I’m here in Seoul, South Korea, at the International Citizen Reporters’ Forum. Got in last evening after an 11-hour flight from San Francisco. About 100 participants here, from places as diverse as Cameroon, Japan, Argentina, the US, Nepal and Australia. This is my first time in Asia, believe it or not.
Here are some photos on Flickr.
The conference is being put on by OhmyNews, the granddaddy of citizens’ media sites, now over 6 years old.
I just finished participating in the opening panel, Citizen Journalism and Technology, alongside Craig Newmark of Craigslist and Cryan Nunez, technology manager of Witness.org and moderator Amit Asaravala, editorial chief of TechSoup. The session was videotaped, so I’ll post a pointer if and when it goes up. Spent some time talking about Drupal and some of the 400 other content management systems.
But mostly I mentioned the new approach we’re taking with Ourmedia and invited conference participants (and others reading this post) to work with us so that we can showcase your users’ works of grassroots media on our front page while keeping the media file on your own servers. We especially want to highlight international contributions of citizens’ media from sites and blogs that may not get a lot of visibility.
Dan Gillmor of the Center for Citizen Media, Ethan Zuckerman of Global Voices and Tim Lord of Slashdot are among those here.

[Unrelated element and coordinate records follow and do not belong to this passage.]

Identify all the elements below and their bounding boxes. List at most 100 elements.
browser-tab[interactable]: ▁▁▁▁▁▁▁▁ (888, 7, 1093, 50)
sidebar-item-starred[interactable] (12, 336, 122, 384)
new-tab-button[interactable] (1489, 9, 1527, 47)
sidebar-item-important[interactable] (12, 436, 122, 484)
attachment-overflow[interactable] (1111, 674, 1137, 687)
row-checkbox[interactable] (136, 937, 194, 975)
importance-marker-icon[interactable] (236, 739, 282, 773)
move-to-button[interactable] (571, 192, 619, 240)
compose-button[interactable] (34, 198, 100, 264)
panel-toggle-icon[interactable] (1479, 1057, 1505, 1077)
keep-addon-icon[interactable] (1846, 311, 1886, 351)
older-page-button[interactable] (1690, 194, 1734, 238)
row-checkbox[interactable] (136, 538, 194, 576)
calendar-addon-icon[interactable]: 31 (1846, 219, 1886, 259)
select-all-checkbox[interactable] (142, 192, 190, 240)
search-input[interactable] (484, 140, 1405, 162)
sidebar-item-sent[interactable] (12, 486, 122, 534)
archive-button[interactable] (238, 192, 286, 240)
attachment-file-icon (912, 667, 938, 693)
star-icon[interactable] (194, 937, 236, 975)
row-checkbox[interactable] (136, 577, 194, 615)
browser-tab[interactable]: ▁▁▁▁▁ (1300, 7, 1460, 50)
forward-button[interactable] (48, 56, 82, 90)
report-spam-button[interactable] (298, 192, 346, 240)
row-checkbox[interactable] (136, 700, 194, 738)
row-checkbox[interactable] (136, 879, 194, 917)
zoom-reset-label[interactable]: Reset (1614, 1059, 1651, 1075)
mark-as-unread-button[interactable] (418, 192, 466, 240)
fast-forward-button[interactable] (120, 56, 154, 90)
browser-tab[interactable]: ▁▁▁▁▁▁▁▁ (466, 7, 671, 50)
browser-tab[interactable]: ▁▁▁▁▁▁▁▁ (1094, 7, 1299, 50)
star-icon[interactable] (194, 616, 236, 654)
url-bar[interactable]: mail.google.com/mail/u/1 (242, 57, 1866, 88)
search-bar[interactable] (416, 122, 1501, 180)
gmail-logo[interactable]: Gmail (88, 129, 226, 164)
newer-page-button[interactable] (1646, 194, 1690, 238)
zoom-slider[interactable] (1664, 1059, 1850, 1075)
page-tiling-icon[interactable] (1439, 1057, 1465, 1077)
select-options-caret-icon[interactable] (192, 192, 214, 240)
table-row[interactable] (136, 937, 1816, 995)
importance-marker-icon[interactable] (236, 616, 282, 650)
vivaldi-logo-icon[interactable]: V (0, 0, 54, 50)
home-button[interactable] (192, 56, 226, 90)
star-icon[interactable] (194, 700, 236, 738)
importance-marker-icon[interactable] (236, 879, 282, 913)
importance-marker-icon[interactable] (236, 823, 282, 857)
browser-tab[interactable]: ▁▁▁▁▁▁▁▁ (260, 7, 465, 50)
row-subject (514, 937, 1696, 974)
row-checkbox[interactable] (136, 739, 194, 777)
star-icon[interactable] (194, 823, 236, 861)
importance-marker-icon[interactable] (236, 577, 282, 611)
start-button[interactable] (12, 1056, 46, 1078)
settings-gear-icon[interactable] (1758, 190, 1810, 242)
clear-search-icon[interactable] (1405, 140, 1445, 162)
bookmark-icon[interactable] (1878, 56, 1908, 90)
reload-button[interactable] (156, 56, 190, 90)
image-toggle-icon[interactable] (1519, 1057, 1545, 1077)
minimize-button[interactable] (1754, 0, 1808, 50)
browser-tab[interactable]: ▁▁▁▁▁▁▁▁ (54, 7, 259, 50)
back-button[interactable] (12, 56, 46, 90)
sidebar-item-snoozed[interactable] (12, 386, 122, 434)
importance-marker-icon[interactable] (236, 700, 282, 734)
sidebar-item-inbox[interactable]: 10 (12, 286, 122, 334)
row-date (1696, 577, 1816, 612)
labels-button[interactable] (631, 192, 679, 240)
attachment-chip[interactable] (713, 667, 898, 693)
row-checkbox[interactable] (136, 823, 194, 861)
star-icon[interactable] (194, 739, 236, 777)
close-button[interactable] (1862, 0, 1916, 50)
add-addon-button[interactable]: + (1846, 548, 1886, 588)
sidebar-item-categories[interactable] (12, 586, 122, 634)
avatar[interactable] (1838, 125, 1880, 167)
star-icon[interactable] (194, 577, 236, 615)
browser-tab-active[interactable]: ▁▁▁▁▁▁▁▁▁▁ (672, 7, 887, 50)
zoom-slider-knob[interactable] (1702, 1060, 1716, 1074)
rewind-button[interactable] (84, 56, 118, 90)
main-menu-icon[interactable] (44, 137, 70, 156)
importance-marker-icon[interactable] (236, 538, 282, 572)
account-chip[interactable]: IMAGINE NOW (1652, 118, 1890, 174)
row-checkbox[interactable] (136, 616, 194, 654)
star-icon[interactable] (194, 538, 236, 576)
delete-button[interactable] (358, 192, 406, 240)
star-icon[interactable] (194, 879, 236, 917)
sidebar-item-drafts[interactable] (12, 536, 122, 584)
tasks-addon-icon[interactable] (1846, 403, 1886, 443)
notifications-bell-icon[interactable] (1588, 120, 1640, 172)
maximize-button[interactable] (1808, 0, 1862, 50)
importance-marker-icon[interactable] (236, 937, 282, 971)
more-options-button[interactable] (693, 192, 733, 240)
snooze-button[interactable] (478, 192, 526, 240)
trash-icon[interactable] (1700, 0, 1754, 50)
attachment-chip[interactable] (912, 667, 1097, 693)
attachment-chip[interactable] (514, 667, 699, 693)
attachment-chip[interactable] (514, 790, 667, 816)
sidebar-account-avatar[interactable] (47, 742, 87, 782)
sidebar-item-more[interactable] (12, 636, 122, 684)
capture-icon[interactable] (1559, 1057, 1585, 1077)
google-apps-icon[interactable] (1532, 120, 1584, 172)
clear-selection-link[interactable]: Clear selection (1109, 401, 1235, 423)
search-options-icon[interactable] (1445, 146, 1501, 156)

Ethan’s talking now. He’s one of the founders of Global Voices, which is now getting about a million visitors a month. They put up a wiki that allows people in different countries to suggest the best blogs in that nation, such as Cambodia. They’re increasingly showing home-grown podcasts, pulling together different podcasts from sources around the world. (It’s a great site, check it out.) Their correspondent filmmaker-blogger Hao Wu was just released Tuesday by the Chinese authorities after five months in jail.
I’m meeting a lot of great folks here so won’t blog most of the sessions I’m attending. For that, look particularly to Ethan’s blog and other bloggers.
By the way, yesterday there were huge anti-FTA protests in downtown Seoul led by labor unions, with more than 50,000 demonstrators. Chuck Olsen, blogger and Rocketboom correspondent, has photos and is working on a video.